Among the donors are Mike Nichols, offering tickets to his latest play in New York, children's book author and illustrator Marc Brown, volunteering his skills as a babysitter, and the Pulitzer-winning historian David McCullough, giving a tour of the John Adams house in Quincy.

"It's one the best years for items," said auctioneer Art Buchwald, who will be back at the podium after taking a break last year while he recovered from a stroke. "I'm in good shape, and I'm ready to do it, he said."

Plus, Mr. Buchwald will get some assistance on the auction block from fellow hawkers Susan Klein, Rick Lee, Jules Feiffer, Marc Brown and Olga Hirshhorn.

But as always, it's Mr. Buchwald's energy that can tip the scales in the bidding. "We're really humming," said the venerable newspaper columnist.

Asked what he gets from the experience, he quipped, "There's so many things on this Island that need attention. With this one auction, you can do it all together. And then I can have a vacation besides."

Along with the happy news of Mr. Buchwald's return is the sad news that this year's auction will be without Katharine Graham, the Pulitzer-winning publisher of the Washington Post and West Tisbury resident, who was one of the pivotal donors to the Possible Dreams over the years.

"This year's auction is dedicated to Kay Graham who was such an incredible supporter and a good sport," said Ms. Scott. "She always came with a gang of friends, and she was such a wonderful presence."

Her dream offering - lunch and a tour of the Post - was a favorite among bidders.

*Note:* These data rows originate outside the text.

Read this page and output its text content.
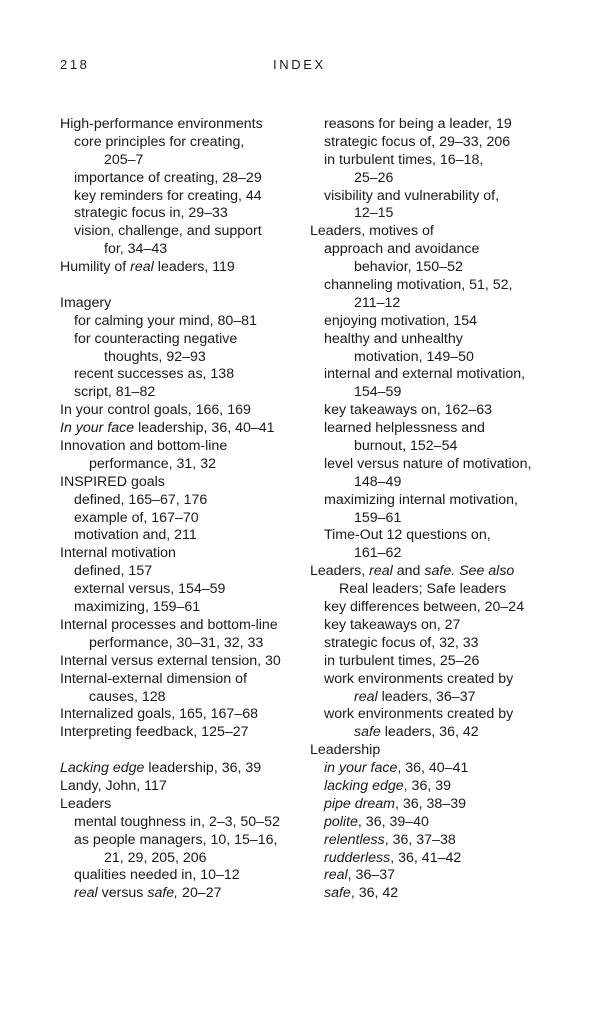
218	INDEX
High-performance environments
core principles for creating,
205–7
importance of creating, 28–29
key reminders for creating, 44
strategic focus in, 29–33
vision, challenge, and support
for, 34–43
Humility of real leaders, 119
Imagery
for calming your mind, 80–81
for counteracting negative
thoughts, 92–93
recent successes as, 138
script, 81–82
In your control goals, 166, 169
In your face leadership, 36, 40–41
Innovation and bottom-line
performance, 31, 32
INSPIRED goals
defined, 165–67, 176
example of, 167–70
motivation and, 211
Internal motivation
defined, 157
external versus, 154–59
maximizing, 159–61
Internal processes and bottom-line
performance, 30–31, 32, 33
Internal versus external tension, 30
Internal-external dimension of
causes, 128
Internalized goals, 165, 167–68
Interpreting feedback, 125–27
Lacking edge leadership, 36, 39
Landy, John, 117
Leaders
mental toughness in, 2–3, 50–52
as people managers, 10, 15–16,
21, 29, 205, 206
qualities needed in, 10–12
real versus safe, 20–27
reasons for being a leader, 19
strategic focus of, 29–33, 206
in turbulent times, 16–18,
25–26
visibility and vulnerability of,
12–15
Leaders, motives of
approach and avoidance
behavior, 150–52
channeling motivation, 51, 52,
211–12
enjoying motivation, 154
healthy and unhealthy
motivation, 149–50
internal and external motivation,
154–59
key takeaways on, 162–63
learned helplessness and
burnout, 152–54
level versus nature of motivation,
148–49
maximizing internal motivation,
159–61
Time-Out 12 questions on,
161–62
Leaders, real and safe. See also
Real leaders; Safe leaders
key differences between, 20–24
key takeaways on, 27
strategic focus of, 32, 33
in turbulent times, 25–26
work environments created by
real leaders, 36–37
work environments created by
safe leaders, 36, 42
Leadership
in your face, 36, 40–41
lacking edge, 36, 39
pipe dream, 36, 38–39
polite, 36, 39–40
relentless, 36, 37–38
rudderless, 36, 41–42
real, 36–37
safe, 36, 42
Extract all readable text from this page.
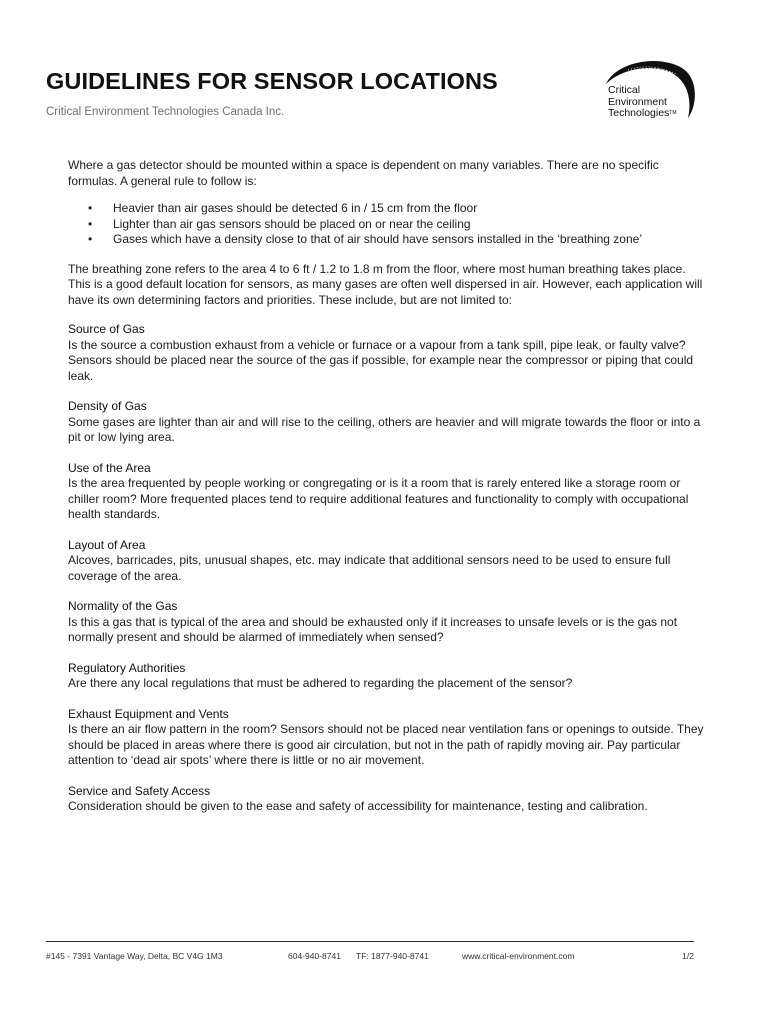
GUIDELINES FOR SENSOR LOCATIONS
Critical Environment Technologies Canada Inc.
Critical
Environment
Technologies™

Where a gas detector should be mounted within a space is dependent on many variables. There are no specific formulas. A general rule to follow is:

• Heavier than air gases should be detected 6 in / 15 cm from the floor
• Lighter than air gas sensors should be placed on or near the ceiling
• Gases which have a density close to that of air should have sensors installed in the ‘breathing zone’

The breathing zone refers to the area 4 to 6 ft / 1.2 to 1.8 m from the floor, where most human breathing takes place. This is a good default location for sensors, as many gases are often well dispersed in air. However, each application will have its own determining factors and priorities. These include, but are not limited to:

Source of Gas

Is the source a combustion exhaust from a vehicle or furnace or a vapour from a tank spill, pipe leak, or faulty valve? Sensors should be placed near the source of the gas if possible, for example near the compressor or piping that could leak.

Density of Gas

Some gases are lighter than air and will rise to the ceiling, others are heavier and will migrate towards the floor or into a pit or low lying area.

Use of the Area

Is the area frequented by people working or congregating or is it a room that is rarely entered like a storage room or chiller room? More frequented places tend to require additional features and functionality to comply with occupational health standards.

Layout of Area

Alcoves, barricades, pits, unusual shapes, etc. may indicate that additional sensors need to be used to ensure full coverage of the area.

Normality of the Gas

Is this a gas that is typical of the area and should be exhausted only if it increases to unsafe levels or is the gas not normally present and should be alarmed of immediately when sensed?

Regulatory Authorities

Are there any local regulations that must be adhered to regarding the placement of the sensor?

Exhaust Equipment and Vents

Is there an air flow pattern in the room? Sensors should not be placed near ventilation fans or openings to outside. They should be placed in areas where there is good air circulation, but not in the path of rapidly moving air. Pay particular attention to ‘dead air spots’ where there is little or no air movement.

Service and Safety Access

Consideration should be given to the ease and safety of accessibility for maintenance, testing and calibration.

#145 - 7391 Vantage Way, Delta, BC V4G 1M3	604-940-8741 TF: 1877-940-8741	www.critical-environment.com	1/2
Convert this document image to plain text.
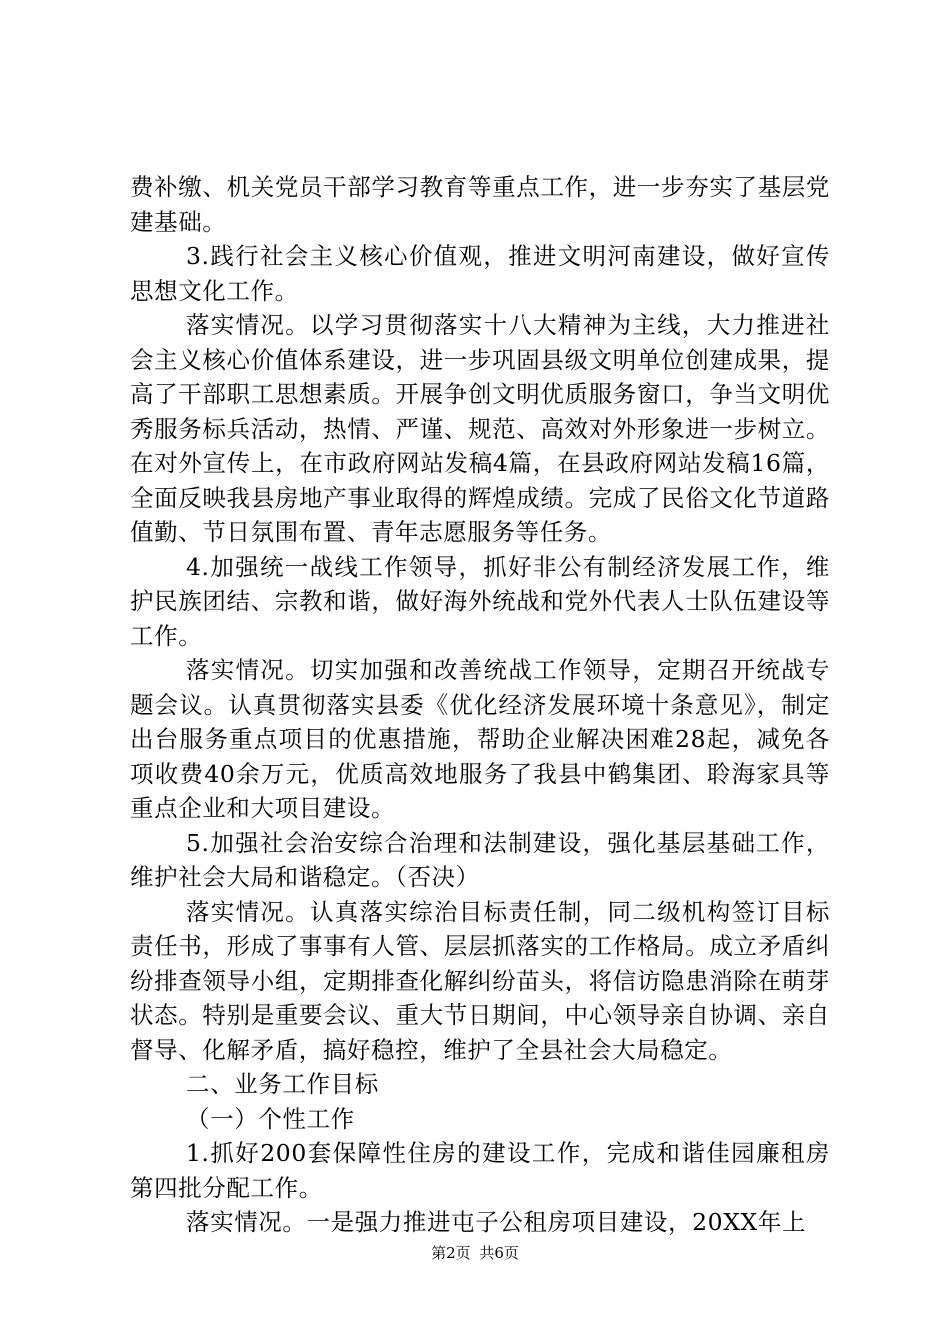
费补缴、机关党员干部学习教育等重点工作，进一步夯实了基层党建基础。

3.践行社会主义核心价值观，推进文明河南建设，做好宣传思想文化工作。

落实情况。以学习贯彻落实十八大精神为主线，大力推进社会主义核心价值体系建设，进一步巩固县级文明单位创建成果，提高了干部职工思想素质。开展争创文明优质服务窗口，争当文明优秀服务标兵活动，热情、严谨、规范、高效对外形象进一步树立。在对外宣传上，在市政府网站发稿4篇，在县政府网站发稿16篇，全面反映我县房地产事业取得的辉煌成绩。完成了民俗文化节道路值勤、节日氛围布置、青年志愿服务等任务。

4.加强统一战线工作领导，抓好非公有制经济发展工作，维护民族团结、宗教和谐，做好海外统战和党外代表人士队伍建设等工作。

落实情况。切实加强和改善统战工作领导，定期召开统战专题会议。认真贯彻落实县委《优化经济发展环境十条意见》，制定出台服务重点项目的优惠措施，帮助企业解决困难28起，减免各项收费40余万元，优质高效地服务了我县中鹤集团、聆海家具等重点企业和大项目建设。

5.加强社会治安综合治理和法制建设，强化基层基础工作，维护社会大局和谐稳定。（否决）

落实情况。认真落实综治目标责任制，同二级机构签订目标责任书，形成了事事有人管、层层抓落实的工作格局。成立矛盾纠纷排查领导小组，定期排查化解纠纷苗头，将信访隐患消除在萌芽状态。特别是重要会议、重大节日期间，中心领导亲自协调、亲自督导、化解矛盾，搞好稳控，维护了全县社会大局稳定。

二、业务工作目标

（一）个性工作

1.抓好200套保障性住房的建设工作，完成和谐佳园廉租房第四批分配工作。

落实情况。一是强力推进屯子公租房项目建设，20XX年上

第2页 共6页
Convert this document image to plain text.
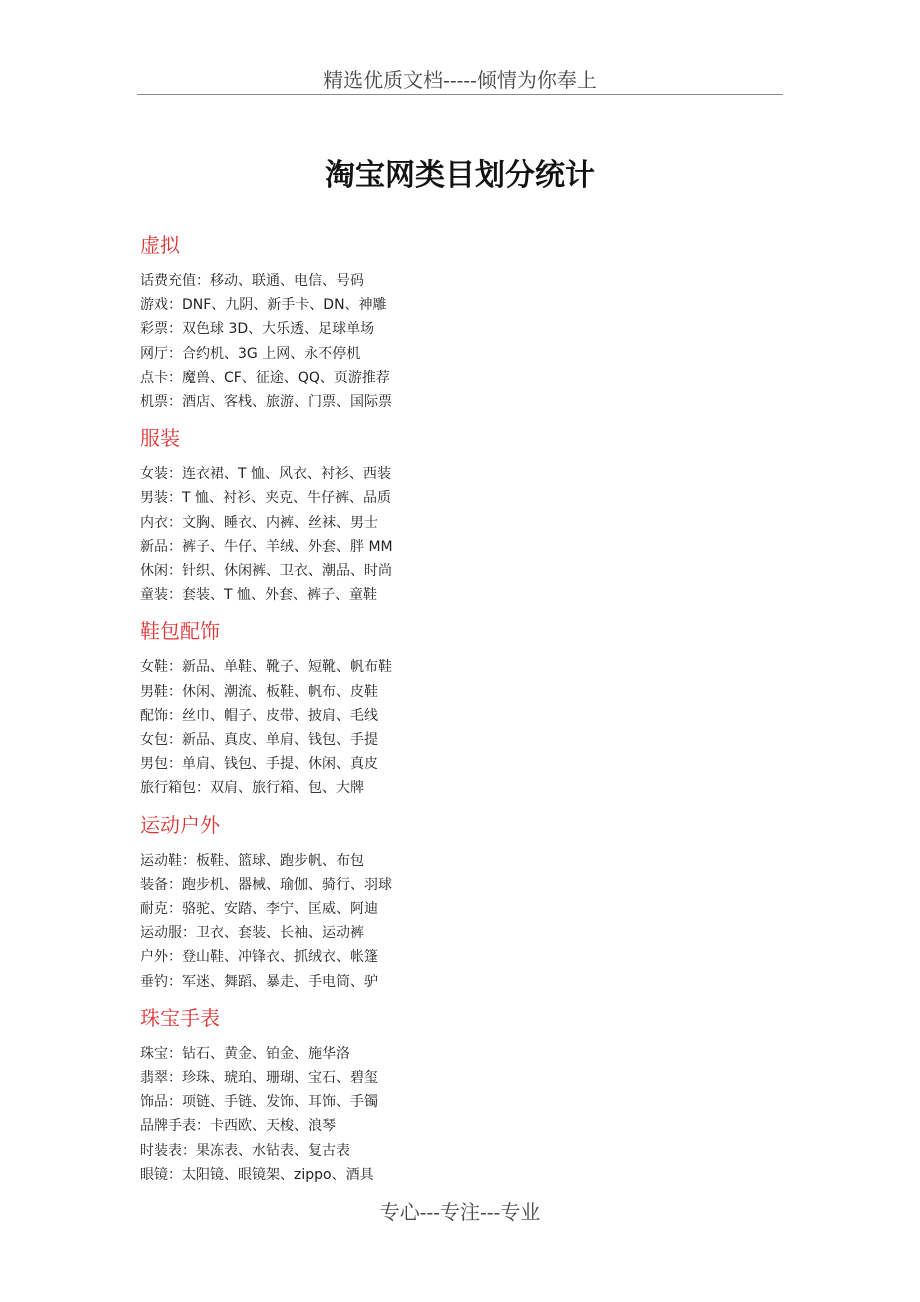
精选优质文档-----倾情为你奉上
淘宝网类目划分统计
虚拟
话费充值：移动、联通、电信、号码
游戏：DNF、九阴、新手卡、DN、神雕
彩票：双色球 3D、大乐透、足球单场
网厅：合约机、3G 上网、永不停机
点卡：魔兽、CF、征途、QQ、页游推荐
机票：酒店、客栈、旅游、门票、国际票
服装
女装：连衣裙、T 恤、风衣、衬衫、西装
男装：T 恤、衬衫、夹克、牛仔裤、品质
内衣：文胸、睡衣、内裤、丝袜、男士
新品：裤子、牛仔、羊绒、外套、胖 MM
休闲：针织、休闲裤、卫衣、潮品、时尚
童装：套装、T 恤、外套、裤子、童鞋
鞋包配饰
女鞋：新品、单鞋、靴子、短靴、帆布鞋
男鞋：休闲、潮流、板鞋、帆布、皮鞋
配饰：丝巾、帽子、皮带、披肩、毛线
女包：新品、真皮、单肩、钱包、手提
男包：单肩、钱包、手提、休闲、真皮
旅行箱包：双肩、旅行箱、包、大牌
运动户外
运动鞋：板鞋、篮球、跑步帆、布包
装备：跑步机、器械、瑜伽、骑行、羽球
耐克：骆驼、安踏、李宁、匡威、阿迪
运动服：卫衣、套装、长袖、运动裤
户外：登山鞋、冲锋衣、抓绒衣、帐篷
垂钓：军迷、舞蹈、暴走、手电筒、驴
珠宝手表
珠宝：钻石、黄金、铂金、施华洛
翡翠：珍珠、琥珀、珊瑚、宝石、碧玺
饰品：项链、手链、发饰、耳饰、手镯
品牌手表：卡西欧、天梭、浪琴
时装表：果冻表、水钻表、复古表
眼镜：太阳镜、眼镜架、zippo、酒具
专心---专注---专业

But other dreams, while not replacing Mrs. Graham's, promise to help pick up the slack. How about hanging out with Car Talk's Click and Clack while they tape their goofy radio program? Or a tour of the 60 Minutes studio with newsman Mike Wallace; a round of golf with Wahington insider Vernon Jordan; or four tickets to the Broadway hit, The Producers?

Which one will bidders go mad for? "You never know," said Ms. Scott.

Admission is $20. Food and beverages will be served throughout the event, and music will be provided by the Beetlebung Steel Band.